I am trying to use a regex to match lines that will always have an opening <div tag and could optionally have a closing </div tag on the same line. If the closing </div tag is present, additional code will be executed. Here is a sample that illustrates my problem:
#!/usr/bin/perl -w
use strict;
my $line = "<div id=\"roguebin-response-35911\" class=\"bin-response\"
+></div>";
if ($line =~ /<div.+?(<\/div)*/)
{
printf("line matched\n");
if (defined($1))
{
printf("right after match, 1 is defined\n");
}
}
The output of running the above is:
line matched
I can't figure out why the closing div tag isn't being captured. I thought adding the non-greedy ? would prevent any closing div tags from getting consumed by the .+, but even with that addition the closing div tag isn't being captured.

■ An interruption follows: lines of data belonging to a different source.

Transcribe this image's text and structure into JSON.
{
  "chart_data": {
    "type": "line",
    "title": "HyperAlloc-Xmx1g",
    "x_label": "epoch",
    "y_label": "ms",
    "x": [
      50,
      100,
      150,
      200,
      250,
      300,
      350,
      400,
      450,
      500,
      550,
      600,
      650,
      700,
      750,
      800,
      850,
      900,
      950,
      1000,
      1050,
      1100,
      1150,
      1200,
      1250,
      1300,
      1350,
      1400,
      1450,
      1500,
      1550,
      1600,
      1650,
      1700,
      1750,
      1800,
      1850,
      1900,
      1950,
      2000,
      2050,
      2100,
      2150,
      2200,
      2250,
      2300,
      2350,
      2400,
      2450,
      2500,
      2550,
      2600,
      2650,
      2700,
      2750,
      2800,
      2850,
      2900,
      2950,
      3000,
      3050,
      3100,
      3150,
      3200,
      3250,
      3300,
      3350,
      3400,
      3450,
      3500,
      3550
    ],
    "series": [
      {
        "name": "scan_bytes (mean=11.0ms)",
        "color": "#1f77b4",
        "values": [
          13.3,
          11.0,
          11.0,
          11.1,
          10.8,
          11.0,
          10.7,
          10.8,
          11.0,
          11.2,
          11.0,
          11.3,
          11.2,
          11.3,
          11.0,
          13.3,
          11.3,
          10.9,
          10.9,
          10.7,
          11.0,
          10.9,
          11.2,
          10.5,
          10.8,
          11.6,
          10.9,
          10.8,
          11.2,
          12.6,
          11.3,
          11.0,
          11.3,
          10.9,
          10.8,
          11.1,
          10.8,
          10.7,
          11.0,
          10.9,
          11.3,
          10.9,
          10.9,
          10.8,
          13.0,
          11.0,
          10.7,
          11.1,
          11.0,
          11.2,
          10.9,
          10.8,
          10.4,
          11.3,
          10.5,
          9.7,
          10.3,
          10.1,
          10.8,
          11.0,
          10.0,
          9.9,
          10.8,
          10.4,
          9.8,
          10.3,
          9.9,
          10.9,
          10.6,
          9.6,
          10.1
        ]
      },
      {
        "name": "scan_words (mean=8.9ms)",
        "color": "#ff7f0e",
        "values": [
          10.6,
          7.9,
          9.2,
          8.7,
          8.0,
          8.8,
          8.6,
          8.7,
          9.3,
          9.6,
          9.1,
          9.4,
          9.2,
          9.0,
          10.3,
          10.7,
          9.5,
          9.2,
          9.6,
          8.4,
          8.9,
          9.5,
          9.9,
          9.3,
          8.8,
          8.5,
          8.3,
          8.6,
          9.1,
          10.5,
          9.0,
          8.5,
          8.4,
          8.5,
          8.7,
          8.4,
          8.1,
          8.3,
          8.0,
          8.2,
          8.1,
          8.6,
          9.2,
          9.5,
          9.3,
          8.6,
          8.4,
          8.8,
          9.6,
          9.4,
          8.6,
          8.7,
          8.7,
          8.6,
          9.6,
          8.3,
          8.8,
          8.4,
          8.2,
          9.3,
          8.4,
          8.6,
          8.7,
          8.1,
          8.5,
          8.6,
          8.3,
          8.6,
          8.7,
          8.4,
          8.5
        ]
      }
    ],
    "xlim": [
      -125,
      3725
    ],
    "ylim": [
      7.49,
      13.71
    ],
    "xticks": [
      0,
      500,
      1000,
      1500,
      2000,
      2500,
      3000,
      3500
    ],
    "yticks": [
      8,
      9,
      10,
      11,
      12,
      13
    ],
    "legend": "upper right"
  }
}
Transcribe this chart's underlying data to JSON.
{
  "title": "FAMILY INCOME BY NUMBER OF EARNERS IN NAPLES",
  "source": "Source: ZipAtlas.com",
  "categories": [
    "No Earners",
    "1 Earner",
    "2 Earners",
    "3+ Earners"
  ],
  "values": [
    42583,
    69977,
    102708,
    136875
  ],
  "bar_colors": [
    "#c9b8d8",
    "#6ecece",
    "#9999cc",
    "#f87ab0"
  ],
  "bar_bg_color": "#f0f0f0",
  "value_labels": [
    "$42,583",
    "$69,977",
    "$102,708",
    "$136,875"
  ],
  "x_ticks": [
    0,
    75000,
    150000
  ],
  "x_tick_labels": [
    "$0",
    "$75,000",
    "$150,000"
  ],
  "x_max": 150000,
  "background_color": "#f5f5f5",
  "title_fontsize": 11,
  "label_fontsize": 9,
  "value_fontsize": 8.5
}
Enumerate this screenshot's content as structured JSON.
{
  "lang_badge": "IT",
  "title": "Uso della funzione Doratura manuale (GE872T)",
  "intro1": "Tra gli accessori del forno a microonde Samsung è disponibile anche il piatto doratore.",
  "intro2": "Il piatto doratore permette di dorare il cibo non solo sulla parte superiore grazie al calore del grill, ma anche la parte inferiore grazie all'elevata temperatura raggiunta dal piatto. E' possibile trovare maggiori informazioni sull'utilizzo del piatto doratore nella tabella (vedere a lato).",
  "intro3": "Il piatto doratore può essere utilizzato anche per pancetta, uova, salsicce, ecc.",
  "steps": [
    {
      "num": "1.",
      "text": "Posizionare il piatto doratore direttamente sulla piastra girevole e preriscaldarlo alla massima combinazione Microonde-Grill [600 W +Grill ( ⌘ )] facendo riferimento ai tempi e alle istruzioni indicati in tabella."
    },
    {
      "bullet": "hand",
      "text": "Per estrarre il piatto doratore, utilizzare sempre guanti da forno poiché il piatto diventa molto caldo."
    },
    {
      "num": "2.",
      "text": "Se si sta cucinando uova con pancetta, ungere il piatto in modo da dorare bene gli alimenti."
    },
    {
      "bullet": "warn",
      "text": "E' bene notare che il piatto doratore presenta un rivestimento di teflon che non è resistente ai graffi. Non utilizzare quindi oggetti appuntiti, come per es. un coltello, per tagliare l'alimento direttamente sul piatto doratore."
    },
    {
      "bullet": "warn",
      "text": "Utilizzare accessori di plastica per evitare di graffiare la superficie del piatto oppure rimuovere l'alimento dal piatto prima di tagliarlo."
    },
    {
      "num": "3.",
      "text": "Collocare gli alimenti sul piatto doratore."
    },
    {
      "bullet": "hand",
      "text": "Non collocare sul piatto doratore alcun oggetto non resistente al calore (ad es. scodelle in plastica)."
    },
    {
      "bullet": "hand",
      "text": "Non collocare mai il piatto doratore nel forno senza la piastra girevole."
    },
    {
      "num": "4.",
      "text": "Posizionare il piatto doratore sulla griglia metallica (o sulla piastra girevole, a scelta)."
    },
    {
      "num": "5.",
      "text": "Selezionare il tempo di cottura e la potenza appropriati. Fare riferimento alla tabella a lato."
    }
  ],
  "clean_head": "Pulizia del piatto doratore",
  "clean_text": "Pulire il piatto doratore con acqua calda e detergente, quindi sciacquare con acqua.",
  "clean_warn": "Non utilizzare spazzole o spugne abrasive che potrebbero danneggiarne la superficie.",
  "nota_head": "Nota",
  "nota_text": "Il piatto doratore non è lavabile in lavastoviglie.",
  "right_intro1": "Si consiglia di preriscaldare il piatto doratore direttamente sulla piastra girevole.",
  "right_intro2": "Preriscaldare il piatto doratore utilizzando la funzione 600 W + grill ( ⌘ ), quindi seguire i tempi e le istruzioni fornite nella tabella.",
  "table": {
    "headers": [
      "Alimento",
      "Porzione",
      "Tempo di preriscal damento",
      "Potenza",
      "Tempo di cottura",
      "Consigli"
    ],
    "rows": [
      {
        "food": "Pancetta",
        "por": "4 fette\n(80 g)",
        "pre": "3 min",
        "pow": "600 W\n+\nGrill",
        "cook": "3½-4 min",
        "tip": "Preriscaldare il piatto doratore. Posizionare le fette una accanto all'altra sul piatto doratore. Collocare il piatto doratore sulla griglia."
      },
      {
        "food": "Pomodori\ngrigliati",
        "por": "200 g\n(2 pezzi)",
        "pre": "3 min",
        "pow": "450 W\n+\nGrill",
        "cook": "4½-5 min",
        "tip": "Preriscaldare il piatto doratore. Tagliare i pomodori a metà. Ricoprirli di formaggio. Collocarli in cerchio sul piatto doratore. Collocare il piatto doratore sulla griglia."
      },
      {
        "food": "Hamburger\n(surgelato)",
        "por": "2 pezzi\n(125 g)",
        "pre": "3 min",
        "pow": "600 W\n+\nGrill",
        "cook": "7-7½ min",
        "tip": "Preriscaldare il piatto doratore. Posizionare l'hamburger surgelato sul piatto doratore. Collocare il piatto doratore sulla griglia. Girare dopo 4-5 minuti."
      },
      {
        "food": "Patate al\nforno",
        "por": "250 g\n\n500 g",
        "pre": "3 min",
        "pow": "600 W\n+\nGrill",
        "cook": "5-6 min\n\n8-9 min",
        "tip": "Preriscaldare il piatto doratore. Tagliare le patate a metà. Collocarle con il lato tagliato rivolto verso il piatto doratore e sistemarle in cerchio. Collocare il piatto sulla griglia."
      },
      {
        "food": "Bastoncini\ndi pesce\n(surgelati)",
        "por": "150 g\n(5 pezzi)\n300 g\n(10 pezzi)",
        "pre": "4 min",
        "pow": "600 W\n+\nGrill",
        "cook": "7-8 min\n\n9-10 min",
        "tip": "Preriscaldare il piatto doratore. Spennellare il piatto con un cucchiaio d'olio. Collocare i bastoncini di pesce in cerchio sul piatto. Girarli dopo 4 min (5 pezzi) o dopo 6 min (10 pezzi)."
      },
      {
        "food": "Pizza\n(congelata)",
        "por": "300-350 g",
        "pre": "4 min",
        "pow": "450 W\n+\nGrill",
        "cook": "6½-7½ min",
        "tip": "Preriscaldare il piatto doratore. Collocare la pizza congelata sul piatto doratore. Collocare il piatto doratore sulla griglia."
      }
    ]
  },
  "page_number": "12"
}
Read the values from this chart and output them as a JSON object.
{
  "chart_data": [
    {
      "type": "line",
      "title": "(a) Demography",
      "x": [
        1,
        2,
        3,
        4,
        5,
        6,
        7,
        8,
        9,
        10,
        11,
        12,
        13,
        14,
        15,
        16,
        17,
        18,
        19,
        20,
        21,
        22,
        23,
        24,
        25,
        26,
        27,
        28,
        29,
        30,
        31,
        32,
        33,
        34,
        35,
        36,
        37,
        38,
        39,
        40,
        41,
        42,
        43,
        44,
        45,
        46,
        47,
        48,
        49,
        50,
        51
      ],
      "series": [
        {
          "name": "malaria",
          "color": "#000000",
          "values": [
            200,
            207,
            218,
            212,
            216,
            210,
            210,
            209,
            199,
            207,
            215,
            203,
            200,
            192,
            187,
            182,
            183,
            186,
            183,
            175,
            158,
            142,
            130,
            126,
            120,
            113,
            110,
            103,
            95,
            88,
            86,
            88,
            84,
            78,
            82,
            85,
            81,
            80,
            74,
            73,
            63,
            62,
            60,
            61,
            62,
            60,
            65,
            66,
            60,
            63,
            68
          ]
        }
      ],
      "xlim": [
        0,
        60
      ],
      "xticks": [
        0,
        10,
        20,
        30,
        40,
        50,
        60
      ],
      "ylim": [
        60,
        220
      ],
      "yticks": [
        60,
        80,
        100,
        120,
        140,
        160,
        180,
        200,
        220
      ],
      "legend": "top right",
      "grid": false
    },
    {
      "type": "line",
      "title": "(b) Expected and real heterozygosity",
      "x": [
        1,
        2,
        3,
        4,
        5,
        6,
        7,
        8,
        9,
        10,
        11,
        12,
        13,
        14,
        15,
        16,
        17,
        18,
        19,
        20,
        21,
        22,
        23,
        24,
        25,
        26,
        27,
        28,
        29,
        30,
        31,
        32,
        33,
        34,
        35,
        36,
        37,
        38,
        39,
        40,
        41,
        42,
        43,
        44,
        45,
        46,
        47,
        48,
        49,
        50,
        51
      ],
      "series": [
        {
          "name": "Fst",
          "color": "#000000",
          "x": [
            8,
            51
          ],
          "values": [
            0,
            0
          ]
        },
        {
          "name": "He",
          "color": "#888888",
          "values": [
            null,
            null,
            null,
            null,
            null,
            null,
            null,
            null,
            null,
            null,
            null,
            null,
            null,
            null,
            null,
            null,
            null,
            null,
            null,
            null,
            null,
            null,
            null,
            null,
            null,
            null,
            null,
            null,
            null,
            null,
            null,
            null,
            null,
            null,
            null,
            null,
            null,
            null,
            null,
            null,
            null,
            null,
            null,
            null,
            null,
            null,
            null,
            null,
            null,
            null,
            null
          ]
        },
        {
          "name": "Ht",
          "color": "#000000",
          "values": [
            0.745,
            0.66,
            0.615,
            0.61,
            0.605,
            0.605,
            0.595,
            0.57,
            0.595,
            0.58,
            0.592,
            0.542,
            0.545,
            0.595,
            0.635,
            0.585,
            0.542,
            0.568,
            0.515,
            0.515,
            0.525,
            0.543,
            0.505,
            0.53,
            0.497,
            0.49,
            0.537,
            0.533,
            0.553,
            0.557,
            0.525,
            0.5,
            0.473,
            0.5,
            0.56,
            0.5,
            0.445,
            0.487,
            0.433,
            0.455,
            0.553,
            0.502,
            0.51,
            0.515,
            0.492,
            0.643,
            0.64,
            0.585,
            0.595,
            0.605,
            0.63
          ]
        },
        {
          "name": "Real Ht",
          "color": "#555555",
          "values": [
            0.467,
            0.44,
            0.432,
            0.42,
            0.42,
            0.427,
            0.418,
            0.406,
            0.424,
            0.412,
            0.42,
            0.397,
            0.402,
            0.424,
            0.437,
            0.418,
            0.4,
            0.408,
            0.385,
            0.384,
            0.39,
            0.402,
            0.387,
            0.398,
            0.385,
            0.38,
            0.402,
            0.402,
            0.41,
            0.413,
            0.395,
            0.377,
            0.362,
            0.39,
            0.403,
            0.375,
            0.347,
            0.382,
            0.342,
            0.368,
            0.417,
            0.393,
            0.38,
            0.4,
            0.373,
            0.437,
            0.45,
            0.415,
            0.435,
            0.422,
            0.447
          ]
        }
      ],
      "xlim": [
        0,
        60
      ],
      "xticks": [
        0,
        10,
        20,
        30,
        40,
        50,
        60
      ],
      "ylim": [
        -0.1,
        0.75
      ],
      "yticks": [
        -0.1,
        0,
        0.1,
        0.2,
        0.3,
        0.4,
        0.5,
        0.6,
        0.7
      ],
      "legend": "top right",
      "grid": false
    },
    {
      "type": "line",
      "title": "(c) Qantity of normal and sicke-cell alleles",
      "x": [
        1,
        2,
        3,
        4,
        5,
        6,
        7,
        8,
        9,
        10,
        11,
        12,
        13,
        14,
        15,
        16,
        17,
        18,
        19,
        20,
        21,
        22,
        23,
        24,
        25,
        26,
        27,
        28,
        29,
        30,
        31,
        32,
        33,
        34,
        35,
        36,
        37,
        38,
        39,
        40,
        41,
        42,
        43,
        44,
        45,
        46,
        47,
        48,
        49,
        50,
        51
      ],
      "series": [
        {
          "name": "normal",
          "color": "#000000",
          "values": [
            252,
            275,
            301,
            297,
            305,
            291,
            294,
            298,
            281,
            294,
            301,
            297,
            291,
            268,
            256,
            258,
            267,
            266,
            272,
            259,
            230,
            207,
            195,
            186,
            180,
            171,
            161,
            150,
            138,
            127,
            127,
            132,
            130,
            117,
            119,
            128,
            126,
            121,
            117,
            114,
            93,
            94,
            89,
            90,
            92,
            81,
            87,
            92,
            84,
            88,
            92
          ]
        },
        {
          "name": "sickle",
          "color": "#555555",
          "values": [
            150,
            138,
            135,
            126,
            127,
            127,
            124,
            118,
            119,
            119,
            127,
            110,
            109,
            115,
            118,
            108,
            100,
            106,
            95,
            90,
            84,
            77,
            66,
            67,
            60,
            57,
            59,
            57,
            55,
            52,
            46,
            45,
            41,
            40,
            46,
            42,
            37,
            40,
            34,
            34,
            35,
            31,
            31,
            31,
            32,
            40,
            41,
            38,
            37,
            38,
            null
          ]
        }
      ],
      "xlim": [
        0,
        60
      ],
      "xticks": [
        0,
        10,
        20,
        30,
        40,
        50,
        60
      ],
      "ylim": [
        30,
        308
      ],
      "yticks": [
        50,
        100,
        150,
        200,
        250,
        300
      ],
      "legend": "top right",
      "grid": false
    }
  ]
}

EDIT: After more searching I found this SO thread which describes the same basic problem I have: https://stackoverflow.com/questions/28782603/regex-optional-capturing-group
After reviewing the example in that thread, I modified my original code to the following, which does work:
#!/usr/bin/perl -w
use strict;
my $line = "<div id=\"roguebin-response-35911\" class=\"bin-response\"
+></div>";
if ($line =~ /<div.+?(<\/div>)*$/)
{
printf("line matched\n");
if (defined($1))
{
printf("right after match, 1 is defined\n");
}
}
I had to add the $ anchor at the end and also the closing > to the optional div capture group. I still don't quite understand how the regex engine is parsing this regex, however:
1. Why is it necessary to add the '>' in order for the capture group to work?
2. If I replace the '*' at the end of the optional capture group with a '?' (non-greedy qualifier), the group is still captured. Are '*' and '?' equivalent when applied to a group?
3. If I omit the '$' from the above regex, the optional div is not captured. The referenced SO thread says this regarding why the regex without the '$' fails to capture the optional group ('cat' changed to 'div' to be consistent with my code):
The reason that you do not get an optional div after a reluctantly-qualified .+? is that it is both optional and non-anchored: the engine is not forced to make that match, because it can legally treat the div as the "tail" of the .+? sequence.
My question is: generally speaking, how does Perl handle the case in which an optional or non-greedy match (.+? in this case) is followed by another optional or non-greedy match ((<\/div>)* in this case)? Does it always prefer to use more characters for one match (i.e. act greedy) rather than make additional matches (when those matches are optional)?